Ancak ahalinin verdiği cevaplar pek hoş değildir. Padişah efendimiz adamın Azaplar Çarşısında usta işi çok güzel nalınlar yaptığını, ancak şaraba ve aşüftelere zaafı olduğunu, kazandığını karıya, kıza, içkiye ve işret meclislerine harcadığını, camiye yolu düşmeyen bir teres olduğunu öğrenir.

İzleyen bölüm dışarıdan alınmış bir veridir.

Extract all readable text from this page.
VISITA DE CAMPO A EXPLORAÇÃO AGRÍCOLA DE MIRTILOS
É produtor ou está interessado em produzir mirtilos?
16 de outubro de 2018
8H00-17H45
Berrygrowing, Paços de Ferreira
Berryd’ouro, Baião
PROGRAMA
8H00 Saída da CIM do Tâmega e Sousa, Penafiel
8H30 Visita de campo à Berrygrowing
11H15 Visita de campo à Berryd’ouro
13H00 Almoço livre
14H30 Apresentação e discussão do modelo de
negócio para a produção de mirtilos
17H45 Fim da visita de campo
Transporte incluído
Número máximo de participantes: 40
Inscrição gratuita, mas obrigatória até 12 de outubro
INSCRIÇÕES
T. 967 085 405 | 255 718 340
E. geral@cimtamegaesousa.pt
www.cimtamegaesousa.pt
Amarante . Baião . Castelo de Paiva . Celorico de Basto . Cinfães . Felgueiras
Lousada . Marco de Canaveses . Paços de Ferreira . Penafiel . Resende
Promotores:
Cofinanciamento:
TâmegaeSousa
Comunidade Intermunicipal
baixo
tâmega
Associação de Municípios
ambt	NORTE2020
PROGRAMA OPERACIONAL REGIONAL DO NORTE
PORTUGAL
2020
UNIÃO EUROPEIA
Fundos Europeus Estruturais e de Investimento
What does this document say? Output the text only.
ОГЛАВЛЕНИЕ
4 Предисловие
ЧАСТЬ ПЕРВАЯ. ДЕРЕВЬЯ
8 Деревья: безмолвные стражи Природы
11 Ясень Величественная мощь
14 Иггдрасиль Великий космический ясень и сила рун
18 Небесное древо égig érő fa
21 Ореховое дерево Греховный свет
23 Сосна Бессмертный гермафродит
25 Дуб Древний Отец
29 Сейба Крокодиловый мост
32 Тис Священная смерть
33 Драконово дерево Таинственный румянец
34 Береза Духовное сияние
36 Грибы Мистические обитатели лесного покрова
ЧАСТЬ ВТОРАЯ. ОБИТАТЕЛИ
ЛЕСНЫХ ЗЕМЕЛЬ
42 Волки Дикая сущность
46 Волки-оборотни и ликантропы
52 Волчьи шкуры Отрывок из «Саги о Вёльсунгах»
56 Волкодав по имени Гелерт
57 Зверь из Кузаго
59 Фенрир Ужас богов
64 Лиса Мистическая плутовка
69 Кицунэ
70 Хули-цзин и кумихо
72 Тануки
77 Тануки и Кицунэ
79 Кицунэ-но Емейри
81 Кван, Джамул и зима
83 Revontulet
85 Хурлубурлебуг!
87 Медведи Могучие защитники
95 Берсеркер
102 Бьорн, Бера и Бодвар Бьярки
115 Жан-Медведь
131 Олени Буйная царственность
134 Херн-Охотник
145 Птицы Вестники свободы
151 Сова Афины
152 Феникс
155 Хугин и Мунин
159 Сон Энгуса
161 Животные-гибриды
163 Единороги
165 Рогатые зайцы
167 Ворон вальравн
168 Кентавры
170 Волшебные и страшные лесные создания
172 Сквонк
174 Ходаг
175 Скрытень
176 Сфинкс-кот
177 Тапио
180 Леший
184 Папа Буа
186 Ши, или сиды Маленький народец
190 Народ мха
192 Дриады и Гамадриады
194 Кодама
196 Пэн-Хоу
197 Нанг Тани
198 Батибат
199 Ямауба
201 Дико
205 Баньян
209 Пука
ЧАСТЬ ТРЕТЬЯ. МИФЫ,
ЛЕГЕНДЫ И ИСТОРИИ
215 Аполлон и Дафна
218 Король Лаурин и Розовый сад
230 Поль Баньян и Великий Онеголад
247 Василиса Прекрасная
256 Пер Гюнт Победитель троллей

Padişah duydukları karşısında şaşırıp hiddetlense de kimsenin el atmak istemediği cenazenin yerde kalmasına da gönlü razı gelmez. “Hünkârım siz kaygısız olun, ben birazdan iki yeniçeri gönderirim. Onlar cenazeyi yerde bırakmazlar, alıp denize atarlar, merak eylemeyin,” diyen vezirin sözlerini duymazlıktan gelir ve ölüyü sırtlamaya çalışır. Çaresiz vezir de ona katılır. Ama vezirin aklı da sarayda dönen ayak oyunlarındadır, içinden “Birimiz sultan birimiz veziri azam. Şu yaptığımız işe bak, saraydan biri görüp tanısa rezil oluruz,” diye söylenirken Fatih Camiine varırlar. Orada ölüyü yıkarlar. Aklanıp paklanan ölünün yüzünde sanki bir nur parıltısı belirir ve dudaklarında bir tebessüm peyda olmuş gibidir. Adam bu haliyle bir ayyaş değil de nur yüzlü bir piri anımsatır. Padişah işte o an bu yüzü tanır; meçhul nalıncı, rüyasındaki kişidir. Padişah büyük bir heyecan ve telaşla vezire “Bu adamın eşi dostu, akrabası olmalı. Ben bir bakıp geleyim, sen de kefenleme işini hallet,” deyip ölüyü buldukları yere koşar ve sorup soruşturduktan sonra adamın evini bulur. Kapıyı yaşlı bir kadın açar. Kadın olayı metanetle dinler. Şaşırmamış gibidir. Gözleri dolan kadın molla kılığındaki padişahı bahçedeki sedire oturtur ve anlatmaya başlar:
“Evladım bizim adam biraz garip biriydi. Akşama kadar elinde keserle nalın yontar, kazandığının pek azını da eve harcardı. Yeter ki bir ayyaş görsün, adamın elindeki şarap testisini neyler eder satın alırdı. Güya bizimkisi adamın şarap içip günaha girmesini engelleyecek! Elin sarhoşu durur mu? Bizimkinin verdiği parayla bir değil iki testi şarap alırdı. Bu fukara da her akşam sevinçle elinde beş on testi şarapla gelir, bunları helaya dökerdi. Ah saf garibim, mahalleli de bunu ayyaş bilirdi. Sonra ücretlerini ödeyip eve aşüfteleri getirirdi. Ne de olsa paranızı ödedim, şimdi benim istediğimi yapacaksınız derdi kadınlara. Ardından bunları benim başıma sarar kendisi giderdi. Ben de kadınlara ilmihal okur menkıbeler anlatırdım. Ama çoğu uyuklayarak zamanın geçmesini bekler, biraz fazla kalsalar ek ücret isterlerdi. Bizim herif de çıkarır verirdi. Çok kavga ettik bu yüzden; paraları ayyaşlara, aşüftelere harcayacağına bana birkaç kat elbise, eve de birkaç okka et al derdim. Ama nafile. Ne bilsin mahalleli, hal böyle olunca bizimkini ahlak yoksunu bir adam sandılar. Ha bir de mahallede hiç namaz kılmazdı işi rast gelesice. Öyle bir imamın arkasında duracaksın ki tekbir aldığında Kâbe’yi göreceksin derdi. Bu sebeple Nişancı’ya, Sofular’a giderdi. Komşular da bunu beynamaz bilirdi. Çok dil döktüm gel etme eyleme konu komşu ne der, yarın bir gün ölsen cenazen yerde kalacak diye!”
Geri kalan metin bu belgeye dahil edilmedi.